What's equally tragic is that this scenario is being reported on and discussed by so many people using the same dichotomous lens of false alternatives that America applies to so many issues we face today. It's A or B. You either blindly support everything the cops do, or if not then you clearly hate cops. You either understand the plight of the African American community in this, or you're a racist. We must reject this framework, and anyone who adopts it.
Some people are already doing that, and we must celebrate them. I've seen David Brown, the Dallas police chief, articulate the complexities of this issue extremely well (here's just one example). He knows first hand - his son died after initiating a shoot out with police. I saw Congressman Elijah Cummings spell out the importance of dialog, compassion, and understanding very well in an interview with CBS. Congressman Cummings lives in downtown Baltimore, which has seen its own share of unrest related to this issue. Senator Marco Rubio has made some very articulate points about the valid concerns on both sides of this issue. We have to reject the urge view this as one side being right and the other side being wrong. Both sides are right in some respects and wrong in others, and there is a continuum of perspectives between the two sides that must also be part of the dialog.
This issue is far more complicated than just police procedures, cop demographics, how to engage with citizens, how to de-escalate, but, in 2015, police killed 1146 people in the US. 50% of those had a gun. 20% were unarmed. 50 of those deaths occurred when the person was already in custody. 45 of the deaths were by Taser, 31 of them were run over by a cop car (1019 were killed when shot by police). These numbers are tracked by individuals and news organizations because, nationally "killed as a result of interaction with police" isn't something that police departments or the FBI tracks in any kind of consistent, reliable way.

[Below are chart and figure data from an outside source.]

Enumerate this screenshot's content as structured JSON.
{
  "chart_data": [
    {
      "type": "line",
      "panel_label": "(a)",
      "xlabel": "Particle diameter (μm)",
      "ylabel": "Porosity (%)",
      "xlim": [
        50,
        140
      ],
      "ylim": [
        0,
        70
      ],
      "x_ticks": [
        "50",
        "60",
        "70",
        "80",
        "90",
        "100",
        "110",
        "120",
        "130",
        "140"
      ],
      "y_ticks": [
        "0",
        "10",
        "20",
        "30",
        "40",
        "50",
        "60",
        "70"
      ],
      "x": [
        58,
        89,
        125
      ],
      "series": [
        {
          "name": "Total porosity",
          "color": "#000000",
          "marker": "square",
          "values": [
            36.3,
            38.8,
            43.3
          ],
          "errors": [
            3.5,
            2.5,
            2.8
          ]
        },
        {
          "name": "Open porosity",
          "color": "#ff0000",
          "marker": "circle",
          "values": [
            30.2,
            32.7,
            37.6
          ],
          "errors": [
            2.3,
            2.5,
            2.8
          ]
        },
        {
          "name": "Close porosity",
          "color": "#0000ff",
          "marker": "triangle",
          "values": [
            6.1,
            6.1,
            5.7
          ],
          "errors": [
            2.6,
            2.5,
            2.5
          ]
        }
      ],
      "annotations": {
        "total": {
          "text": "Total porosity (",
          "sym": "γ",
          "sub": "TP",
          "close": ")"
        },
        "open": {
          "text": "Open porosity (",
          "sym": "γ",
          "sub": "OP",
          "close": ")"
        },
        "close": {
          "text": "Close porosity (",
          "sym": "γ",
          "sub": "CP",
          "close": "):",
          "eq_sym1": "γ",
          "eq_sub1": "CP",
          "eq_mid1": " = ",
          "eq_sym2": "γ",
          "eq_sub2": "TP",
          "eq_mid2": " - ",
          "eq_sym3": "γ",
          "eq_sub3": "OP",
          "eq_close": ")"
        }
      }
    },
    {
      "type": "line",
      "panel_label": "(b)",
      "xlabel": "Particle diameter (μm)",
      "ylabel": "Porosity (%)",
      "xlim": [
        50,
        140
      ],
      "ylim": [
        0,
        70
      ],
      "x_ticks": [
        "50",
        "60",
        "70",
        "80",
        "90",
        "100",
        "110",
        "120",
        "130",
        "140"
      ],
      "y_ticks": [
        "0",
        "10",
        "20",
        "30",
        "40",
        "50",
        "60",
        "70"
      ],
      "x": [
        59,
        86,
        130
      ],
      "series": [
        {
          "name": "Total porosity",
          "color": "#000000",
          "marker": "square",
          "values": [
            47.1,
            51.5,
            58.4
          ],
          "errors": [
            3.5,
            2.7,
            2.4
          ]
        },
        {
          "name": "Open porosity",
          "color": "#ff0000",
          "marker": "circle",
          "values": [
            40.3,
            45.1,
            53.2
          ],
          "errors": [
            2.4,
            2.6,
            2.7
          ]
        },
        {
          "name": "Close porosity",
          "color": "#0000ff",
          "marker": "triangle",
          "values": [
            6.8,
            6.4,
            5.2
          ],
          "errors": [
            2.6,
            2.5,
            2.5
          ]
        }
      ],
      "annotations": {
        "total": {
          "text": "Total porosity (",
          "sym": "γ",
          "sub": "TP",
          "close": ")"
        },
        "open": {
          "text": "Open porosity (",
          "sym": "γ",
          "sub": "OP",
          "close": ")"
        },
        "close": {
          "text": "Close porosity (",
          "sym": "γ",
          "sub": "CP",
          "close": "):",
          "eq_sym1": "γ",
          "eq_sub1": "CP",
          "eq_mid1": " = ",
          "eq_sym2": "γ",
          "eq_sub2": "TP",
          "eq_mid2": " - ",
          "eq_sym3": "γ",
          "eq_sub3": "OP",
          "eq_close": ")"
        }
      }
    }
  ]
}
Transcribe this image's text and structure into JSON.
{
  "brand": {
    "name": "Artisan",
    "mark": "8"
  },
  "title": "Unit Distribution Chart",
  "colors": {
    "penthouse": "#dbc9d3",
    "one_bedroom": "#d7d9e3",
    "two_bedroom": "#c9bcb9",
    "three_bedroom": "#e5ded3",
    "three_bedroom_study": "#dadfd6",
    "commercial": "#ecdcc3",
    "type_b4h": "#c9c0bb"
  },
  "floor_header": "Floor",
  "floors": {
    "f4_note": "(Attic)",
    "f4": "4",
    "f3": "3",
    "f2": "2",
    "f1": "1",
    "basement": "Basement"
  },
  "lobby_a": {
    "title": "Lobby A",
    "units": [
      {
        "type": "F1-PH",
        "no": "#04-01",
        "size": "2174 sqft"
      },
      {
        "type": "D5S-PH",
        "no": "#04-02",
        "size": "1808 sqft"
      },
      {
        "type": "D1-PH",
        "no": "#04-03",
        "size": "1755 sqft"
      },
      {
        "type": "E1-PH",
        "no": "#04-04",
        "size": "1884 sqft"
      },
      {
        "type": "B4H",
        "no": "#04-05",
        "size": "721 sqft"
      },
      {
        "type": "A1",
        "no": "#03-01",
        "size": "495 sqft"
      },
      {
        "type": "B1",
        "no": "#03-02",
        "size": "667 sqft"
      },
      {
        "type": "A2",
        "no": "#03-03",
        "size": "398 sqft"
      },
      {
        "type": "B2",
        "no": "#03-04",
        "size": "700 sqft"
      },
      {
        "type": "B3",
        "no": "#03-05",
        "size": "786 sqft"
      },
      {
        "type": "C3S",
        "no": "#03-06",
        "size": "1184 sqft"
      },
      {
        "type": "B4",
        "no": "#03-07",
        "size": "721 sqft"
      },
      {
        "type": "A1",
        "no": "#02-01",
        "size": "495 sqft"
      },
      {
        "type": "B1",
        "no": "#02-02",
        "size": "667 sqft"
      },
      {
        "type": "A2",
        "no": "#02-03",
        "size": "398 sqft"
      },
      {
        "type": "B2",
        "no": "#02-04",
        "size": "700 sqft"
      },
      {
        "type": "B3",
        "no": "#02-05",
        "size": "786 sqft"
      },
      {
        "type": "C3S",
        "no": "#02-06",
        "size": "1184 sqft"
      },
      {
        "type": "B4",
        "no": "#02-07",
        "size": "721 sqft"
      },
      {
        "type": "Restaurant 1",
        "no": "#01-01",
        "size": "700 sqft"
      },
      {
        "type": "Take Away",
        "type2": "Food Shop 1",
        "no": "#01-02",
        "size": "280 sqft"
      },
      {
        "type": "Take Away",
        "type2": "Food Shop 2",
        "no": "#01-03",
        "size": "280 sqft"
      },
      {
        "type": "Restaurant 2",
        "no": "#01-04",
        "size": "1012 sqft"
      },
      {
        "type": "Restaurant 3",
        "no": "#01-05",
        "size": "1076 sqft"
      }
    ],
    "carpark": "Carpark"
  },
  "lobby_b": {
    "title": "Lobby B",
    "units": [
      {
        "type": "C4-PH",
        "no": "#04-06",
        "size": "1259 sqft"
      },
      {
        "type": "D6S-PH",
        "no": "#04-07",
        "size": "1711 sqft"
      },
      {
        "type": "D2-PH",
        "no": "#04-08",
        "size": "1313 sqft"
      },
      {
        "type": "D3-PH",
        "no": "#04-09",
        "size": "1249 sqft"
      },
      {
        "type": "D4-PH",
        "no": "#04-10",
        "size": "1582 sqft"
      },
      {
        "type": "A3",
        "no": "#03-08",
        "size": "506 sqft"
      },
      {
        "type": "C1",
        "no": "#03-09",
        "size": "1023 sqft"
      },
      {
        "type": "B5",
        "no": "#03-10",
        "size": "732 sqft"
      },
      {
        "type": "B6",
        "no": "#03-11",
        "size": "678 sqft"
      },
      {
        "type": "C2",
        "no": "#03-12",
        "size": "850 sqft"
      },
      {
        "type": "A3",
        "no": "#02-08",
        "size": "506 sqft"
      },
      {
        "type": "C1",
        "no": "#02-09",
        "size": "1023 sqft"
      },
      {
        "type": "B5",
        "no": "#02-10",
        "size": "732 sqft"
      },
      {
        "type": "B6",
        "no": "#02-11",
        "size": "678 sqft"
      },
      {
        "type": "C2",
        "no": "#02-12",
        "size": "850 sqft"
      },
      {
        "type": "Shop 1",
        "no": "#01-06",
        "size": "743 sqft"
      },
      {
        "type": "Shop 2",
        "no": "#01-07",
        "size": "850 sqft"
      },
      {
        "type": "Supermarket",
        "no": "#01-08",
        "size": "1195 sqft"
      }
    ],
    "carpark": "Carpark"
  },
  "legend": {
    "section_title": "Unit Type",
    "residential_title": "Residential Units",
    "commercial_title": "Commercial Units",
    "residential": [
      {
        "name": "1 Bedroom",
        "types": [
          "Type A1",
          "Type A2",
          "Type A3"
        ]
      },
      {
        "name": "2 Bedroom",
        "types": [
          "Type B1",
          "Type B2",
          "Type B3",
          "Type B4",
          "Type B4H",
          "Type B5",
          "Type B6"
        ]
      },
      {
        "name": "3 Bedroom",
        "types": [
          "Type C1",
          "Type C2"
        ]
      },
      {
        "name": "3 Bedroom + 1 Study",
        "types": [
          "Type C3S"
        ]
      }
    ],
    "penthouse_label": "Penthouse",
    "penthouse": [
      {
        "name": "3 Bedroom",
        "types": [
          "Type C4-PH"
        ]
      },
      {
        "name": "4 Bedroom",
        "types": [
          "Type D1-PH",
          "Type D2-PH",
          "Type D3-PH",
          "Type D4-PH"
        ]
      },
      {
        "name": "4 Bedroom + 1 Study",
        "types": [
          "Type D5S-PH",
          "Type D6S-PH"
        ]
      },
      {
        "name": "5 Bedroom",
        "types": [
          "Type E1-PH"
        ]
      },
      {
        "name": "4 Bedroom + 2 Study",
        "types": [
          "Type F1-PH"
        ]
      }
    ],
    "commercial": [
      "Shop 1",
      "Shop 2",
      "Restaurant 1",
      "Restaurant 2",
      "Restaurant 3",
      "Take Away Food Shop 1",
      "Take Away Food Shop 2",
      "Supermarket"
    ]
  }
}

Some police departments do self-report statistics, others don't. There's a damn wiki-style site where you can submit a news article about a "killed by police" incident in your town and, once it's verified, it gets added to a public database. We're a country that tracks the number of people who died in car crashes, with and without their seat belts on, but we don't track the number of citizens whose lives were taken, rightly or wrongly, as a result of interaction with the cops.
This is also about education, poverty, race, the war on drugs, the demands we place on our police officers, the gun culture, the "f- the police" culture, human biases, and I'm sure a dozen other things that I don't even know about.
Progress on this issue will only come from dialog. If you're a police officer, or know one, now is the time to reach to someone who feels threatened by police, who feels he/she can't trust the police, and try to understand why. If you don't trust the police, or you think they're all racist and out to kill black people, you need to talk to a cop, because they're not. We have to stop painting all police officers and all African Americans as if they're uniform groups, because neither one is, at all. And we have to keep talking.